San Francisco, California5 min read

Winning the Hackathon 🏆

When Claude met Robot:

Our 4-Hour Physical AI Adventure

Ever wondered what happens when you combine a language model with a robot arm? No, this isn't the start of a tech joke – it's actually what our team decided to tackle at a recent hackathon and won!

Robotic arm with computer monitors displaying circuit patterns

The Hackathon

There were hundreds of engineers and over 100 creative projects submissions that were built with Claude and computer use, organized by Menlo Ventures X Anthropic Builder Day at the Anthropic Headquarters in San Francisco, California.

The AI Drive team at a tech conference

The Setup: Claude Goes Physical

We're usually busy making AI Drive and AI PDF smarter at handling your documents, but we thought: "What if we gave Claude 3.5 Sonnet (our favorite language model) some actual hands to work with?" Armed with a robot arm, a webcam, and possibly too much caffeine, we set out to the Anthropic Headquarters in San Francisco, California to see what would happen.

Using nothing but well-crafted prompts and function calls, we taught Claude to control a robot arm to grab and deliver pens to humans. Think of it as a very sophisticated, slightly over-engineered personal assistant. The webcam served as Claude's "eyes," allowing it to see what it was doing through screenshots.

Unexpected Plot Twists

Here's where things got interesting. While we were testing pen-grabbing capabilities, Claude decided to go above and beyond:

  • It spotted a beverage bottle and, without being asked, provided a detailed description of it. Classic Claude, always eager to show off its observation skills.
  • In a moment of delightful self-awareness, it actually noticed when it dropped a pen outside a cup and initiated a retry. We didn't program this – Claude just really hates missing its target!

Why This Matters (Beyond Having a Robot Butler)

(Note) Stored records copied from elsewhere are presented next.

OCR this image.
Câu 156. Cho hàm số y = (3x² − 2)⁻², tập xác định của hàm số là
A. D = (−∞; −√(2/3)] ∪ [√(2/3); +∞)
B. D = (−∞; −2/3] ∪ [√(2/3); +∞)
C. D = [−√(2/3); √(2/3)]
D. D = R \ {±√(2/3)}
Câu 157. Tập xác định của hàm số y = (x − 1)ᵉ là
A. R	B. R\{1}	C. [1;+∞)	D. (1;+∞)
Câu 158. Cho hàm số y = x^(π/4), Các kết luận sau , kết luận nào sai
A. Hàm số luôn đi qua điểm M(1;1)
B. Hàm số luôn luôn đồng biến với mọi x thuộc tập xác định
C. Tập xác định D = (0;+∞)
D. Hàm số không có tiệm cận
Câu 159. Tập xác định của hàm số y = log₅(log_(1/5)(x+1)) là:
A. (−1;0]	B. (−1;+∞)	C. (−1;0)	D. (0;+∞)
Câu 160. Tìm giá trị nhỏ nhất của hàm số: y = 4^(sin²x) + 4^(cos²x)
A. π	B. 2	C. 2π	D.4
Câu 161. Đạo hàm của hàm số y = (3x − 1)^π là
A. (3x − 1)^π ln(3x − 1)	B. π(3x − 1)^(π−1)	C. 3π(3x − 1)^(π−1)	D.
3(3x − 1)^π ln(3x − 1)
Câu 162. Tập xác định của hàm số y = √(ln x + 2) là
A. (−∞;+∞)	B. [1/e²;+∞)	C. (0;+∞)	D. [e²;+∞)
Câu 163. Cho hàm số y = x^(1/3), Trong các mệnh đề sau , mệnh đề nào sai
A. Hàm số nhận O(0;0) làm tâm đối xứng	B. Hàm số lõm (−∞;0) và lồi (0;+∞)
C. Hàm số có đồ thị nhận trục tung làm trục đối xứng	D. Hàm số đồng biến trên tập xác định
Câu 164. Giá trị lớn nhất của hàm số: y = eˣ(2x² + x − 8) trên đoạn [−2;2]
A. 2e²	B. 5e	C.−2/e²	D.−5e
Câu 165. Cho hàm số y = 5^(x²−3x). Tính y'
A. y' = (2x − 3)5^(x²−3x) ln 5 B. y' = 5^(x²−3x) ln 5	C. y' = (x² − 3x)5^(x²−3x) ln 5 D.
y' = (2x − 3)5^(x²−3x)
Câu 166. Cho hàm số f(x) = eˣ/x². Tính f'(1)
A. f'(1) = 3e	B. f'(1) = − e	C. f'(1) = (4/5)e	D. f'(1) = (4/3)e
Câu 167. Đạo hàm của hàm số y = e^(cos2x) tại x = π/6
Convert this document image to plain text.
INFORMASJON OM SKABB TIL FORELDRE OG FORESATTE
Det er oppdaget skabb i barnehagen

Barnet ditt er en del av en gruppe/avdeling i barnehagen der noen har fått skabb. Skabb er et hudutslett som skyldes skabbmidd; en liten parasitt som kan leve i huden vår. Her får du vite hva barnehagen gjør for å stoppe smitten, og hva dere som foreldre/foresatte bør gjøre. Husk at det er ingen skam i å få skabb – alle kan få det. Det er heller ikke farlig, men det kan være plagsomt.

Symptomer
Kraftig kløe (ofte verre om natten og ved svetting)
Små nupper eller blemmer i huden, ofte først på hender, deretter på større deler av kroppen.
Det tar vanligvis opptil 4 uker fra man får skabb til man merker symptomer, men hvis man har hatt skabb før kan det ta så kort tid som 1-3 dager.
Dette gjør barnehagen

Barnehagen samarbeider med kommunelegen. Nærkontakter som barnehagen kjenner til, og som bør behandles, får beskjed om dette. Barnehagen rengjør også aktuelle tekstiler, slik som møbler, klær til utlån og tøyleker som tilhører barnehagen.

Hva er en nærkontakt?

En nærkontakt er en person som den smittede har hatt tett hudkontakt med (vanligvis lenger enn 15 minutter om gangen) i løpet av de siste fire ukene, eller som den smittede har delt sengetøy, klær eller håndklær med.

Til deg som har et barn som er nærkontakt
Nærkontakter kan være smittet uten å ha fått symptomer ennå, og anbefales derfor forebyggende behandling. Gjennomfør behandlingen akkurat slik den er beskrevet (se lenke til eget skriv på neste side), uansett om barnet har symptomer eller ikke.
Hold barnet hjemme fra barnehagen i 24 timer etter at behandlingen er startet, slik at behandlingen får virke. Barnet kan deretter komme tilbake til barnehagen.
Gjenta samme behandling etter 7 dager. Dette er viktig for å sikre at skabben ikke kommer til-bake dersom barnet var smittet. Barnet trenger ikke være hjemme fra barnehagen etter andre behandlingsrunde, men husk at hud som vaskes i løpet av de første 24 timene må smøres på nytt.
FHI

While we're not planning to turn AI Drive into a robot (yet... 😉), this experiment showcases something really exciting: the power of generalist AI models to understand context and tackle complex tasks through natural language instructions. It's the same principle that makes the AI Drive Agent so effective at managing your documents and workflows – just with fewer mechanical arms involved.

The 4-Hour Sprint

Two people working with a robotic arm

Perhaps the most impressive part? We pulled this off in just 4 hours. It's amazing how far AI capabilities have come when a general-purpose language model can learn to control physical objects with just some basic prompts and visual feedback.

Before recent advances with LLMs, it would take lots of specialized data and precise calibration to get robots to do tasks like these. On top of that, those robots would be very sensitive to any change in its environment (misplaced parts, humans in the area, etc) so everything had to be very precise and choreographed.

That said, LLMs are still somewhat far from playing a role in the industry, but if anything this hackathon showed us that there is a lot of promise in this new area of applications.

The Challenges (Or: How Not to Make an AI Control a Robot)

Like any good hackathon story, ours comes with its share of face-palm moments and valuable lessons learned:

Overcomplicated Much?

Our first mistake? We tried to make Claude think like a robot instead of letting it think like, well, Claude. We initially created this complex system prompt with precise servo motor controls - imagine trying to control a puppet with six strings simultaneously! Turns out, when you're working with an AI that understands human concepts, it's better to let it work with natural, intuitive instructions, such as incremental up/down, left/right movements, rather than making it micromanage six different motors.

Camera Shenanigans

Close-up of the blue robotic arm with a coffee cup and webcam in the background

Picture this: we mounted our webcam at what we thought was a clever angle, only to realize we were giving Claude the equivalent of trying to parallel park while looking through a kaleidoscope. Switching to an arm's-eye view made a world of difference. Sometimes the simplest solution is the best!

We also think adding another camera angle in the future (in addition to arm's eye) will help with depth-of-field. This would give Claude a more comprehensive view of its environment, potentially leading to even more precise and adaptable movements.

The "Perfect" Hackathon Setting

Let's talk about our workspace aesthetics:

  • Background: About as cluttered as your desktop after a week of "I'll organize it later"
  • Lighting: Think "moody coffee shop" when we needed "professional photography studio"
  • General chaos: Well, it was a hackathon after all!

These environmental factors definitely gave our AI some extra challenges to work through. But hey, if Claude can handle our messy hackathon setup, imagine what it could do in a properly controlled environment!

What's Next?

The AI Drive team celebrating at the hackathon

While we promise AI Drive won't grow mechanical arms anytime soon, this experiment reinforces our belief in the power of generalist AI models. Whether it's managing your documents or controlling robot arms, these models are increasingly capable of understanding context and executing complex tasks with minimal specialized programming.

Who knows? Maybe one day AI Drive will fetch your coffee while organizing your files. Until then, we'll stick to revolutionizing document management – no robot arms required (for now).

P.S. If you're wondering if we taught the robot arm to high-five... we ran out of time. There's always the next hackathon!